Blythe Kinsman

Personal information
- Nationality: Great Britain England
- Born: March 12, 2007 (age 19) United Kingdom

Sport
- Sport: Swimming
- Strokes: Backstroke
- Club: Mount Kelly
- Coach: Emma Collings-Barnes

Medal record
Representing Great Britain
World Junior Championships
| Bronze medal – third place | 2025 Otopeni | 50 m backstroke |
| Bronze medal – third place | 2025 Otopeni | 4×100 m mixed medley |
European Junior Championships
| Gold medal – first place | 2025 Šamorín | 50 m backstroke |
| Gold medal – first place | 2025 Šamorín | 4×100 m mixed medley |
| Gold medal – first place | 2024 Vilnius | 4×100 m mixed medley |
| Silver medal – second place | 2023 Belgrade | 50 m backstroke |
| Bronze medal – third place | 2024 Vilnius | 50 m backstroke |
| Bronze medal – third place | 2025 Šamorín | 100 m backstroke |
European Youth Olympic Festival
| Bronze medal – third place | 2022 Banská Bystrica | 100 m backstroke |
Representing England
Commonwealth Youth Games
| Gold medal – first place | 2023 Trinbago | 4×100 m mixed medley |
| Silver medal – second place | 2023 Trinbago | 50 m backstroke |

= Blythe Kinsman =

British swimmer

Blythe Kinsman (born 12 March 2007) is a British competitive swimmer specializing in backstroke representing Great Britain and England in international competitions. She is a three time European Junior champion and triple World Junior medalist.

== Career ==
Kinsman trains at Mount Kelly under coach Emma Collings-Barnes. She first gained national attention in 2023 by setting a British age-group record in the 50 m backstroke (28.32) at the British Swimming Championships.

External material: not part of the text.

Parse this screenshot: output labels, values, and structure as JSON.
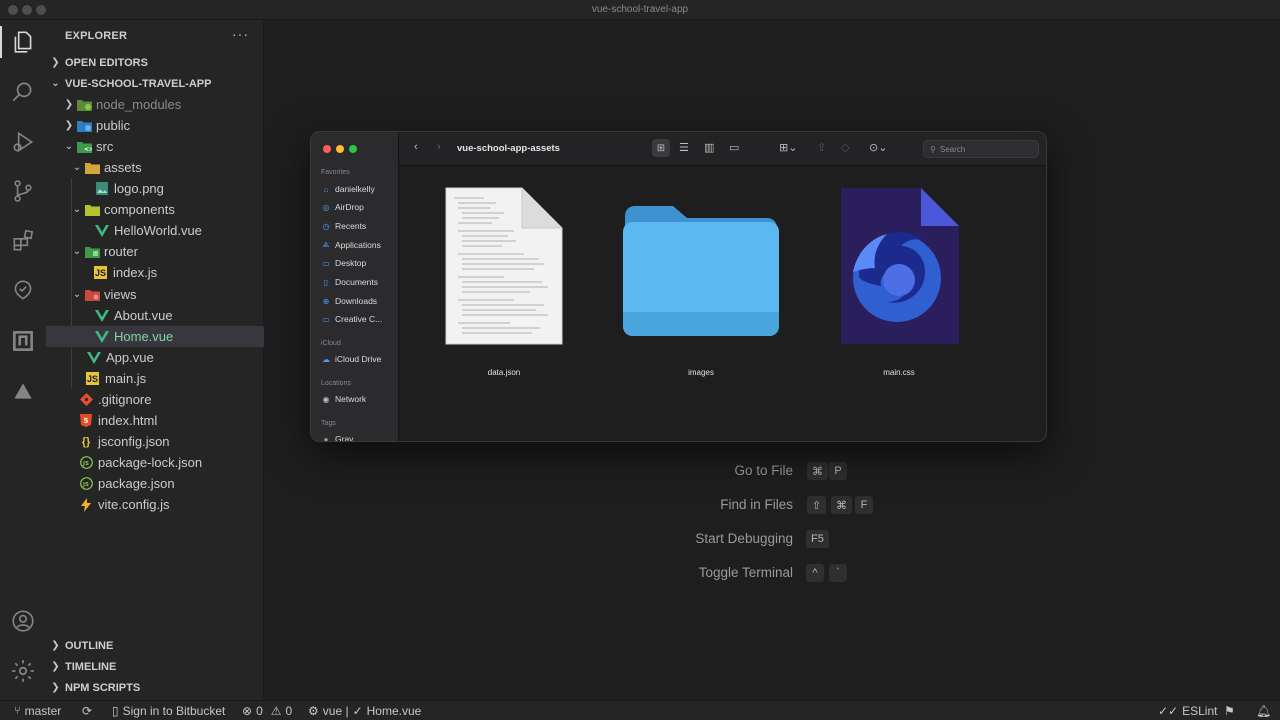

=== 2025 European Junior Championships ===
Held in Šamorín, Slovakia, Kinsman won:
- Gold – 50 m backstroke: 27.79 seconds (Championship Record)
- Gold – 4 × 100 m mixed medley relay: 3:47.07 (European Junior Record)

She led off the mixed medley relay with a 1:00.64 split, helping Great Britain break the previous European Junior record set by Russia in 2018.

=== 2025 World Junior Championships ===
At the World Juniors in Otopeni, Romania, Kinsman earned:
- Bronze – 4 × 100 m mixed medley relay
- Bronze – 50 m backstroke

Her performances contributed to Great Britain's best-ever medal haul at the event.

== Personal bests ==

Long course (50 m pool)
| Event | Time | Date | Location |
|---|---|---|---|
| 50 m backstroke | 27.79 | 2 July 2025 | Šamorín, Slovakia |
| 100 m backstroke | 1:00.64 (relay split) | 4 July 2025 | Šamorín, Slovakia |
| 100 m backstroke | 1:01.02 | 22 August 2025 | Otopeni, Romania |

== Personal life ==
Kinsman is part of the Aquatics GB Podium Potential programme and is set to join the national performance centre in Manchester. She has expressed aspirations to compete at the 2028 Olympic Games, especially with the 50 m backstroke newly added to the Olympic programme.